Ela colocou as mãos no meu rosto, lentamente se esforçando para me fazer olhar diretamente em seus olhos. Minhas pupilas tremiam, meus olhos estavam profundos de tanto chorar pelos eventos que se seguiam. A última gota de lágrima da minha mãe se aproximou dos meus cabelos. Quanto mais perto chegava dos fios, mais gelada a lágrima ficava. Até que se tornou um pequeno cristalzinho de gelo, que quando chocou-se no meu cabelo, transformou os fios que antes eram negros como a escuridão, em fios brancos como a neve. Era o despertar da Alquimia de gelo, a adaptação da mais profunda tristeza.

Minha mãe percebeu isso no último momento, então me disse suas últimas palavras. As palavras que me marcariam pelo resto da minha vida.

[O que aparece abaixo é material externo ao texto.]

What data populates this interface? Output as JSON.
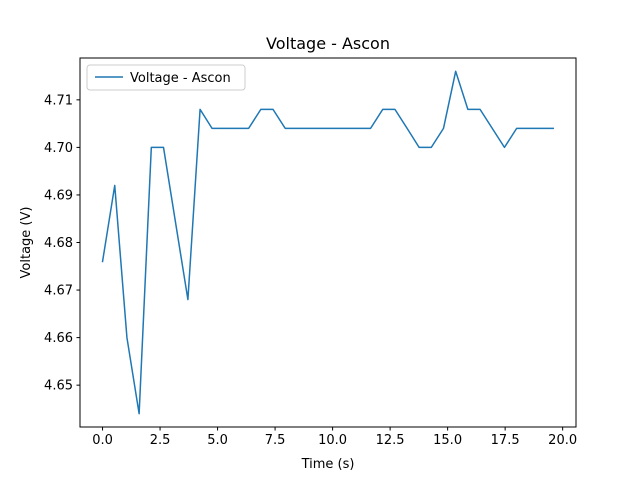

— Sua magia mudou de forma… você vai ser tão gelado quanto um iceberg — ela disse, mantendo o sorriso meigo para mim. Eu não fui capaz de rir de volta. — Quando você crescer… não seja frio pelas coisas que aconteceram aqui… Em vez de ser frio como o gelo, tente ser fofo… como a neve… Faça isso pela mamãe… Eu te amo, meu filho… Tsukasa…

Foram as últimas palavras ditas pela minha mãe antes de se apagar para sempre. O peso de seu corpo caiu sobre o meu, mas mesmo após a morte, seus braços ainda me envolviam em um caloroso abraço. Cuidadoso com o corpo delicado da minha mãe, levei-o para dentro da casa. Os homens responsáveis por assassiná-la estavam prestes a atirar em mim também, mas meu pai levantou uma mão em sinal para que não se intrometessem, então os homens permaneceram parados.

Kuro me seguiu para dentro da casa, seus olhos amarelos esbugalhados observando todos os quatro assassinos, mas suas pupilas dilatadas estavam fixas em meu pai. Ele apontou o dedo para o gato, afirmando que seus capangas podiam matá-lo à vontade. Os três ergueram suas armas, todas apontadas na cabeça de Kuro. Ele não se moveu, apenas o observou.

Mesmo com minha sanidade destruída, percebi os atos repugnantes daqueles desgraçados. Meus olhos azuis se arregalaram, observando os três ao mesmo tempo. Eles olharam para mim de volta. Minha expressão não era de surpresa, nem tristeza, muito menos medo. Era algo muito mais feroz, um ódio puro e profundo que eu jamais havia sentido antes. Os três não se atreveram a se mexer, mas eu me atrevi.

Três grandes espinhos de gelo emergiram quebrando o chão de madeira da casa, atravessaram seus corpos e se estenderam pelas paredes. Os espinhos ficaram tão grandes que engoliram metade da casa, com as três pontas fincadas nos peitos dos assassinos. Meu pai não teve reação, Kuro também não teve. A tensão no ambiente era tão densa quanto o frio liberado dos meus cabelos esbranquiçados e do gelo dos espinhos.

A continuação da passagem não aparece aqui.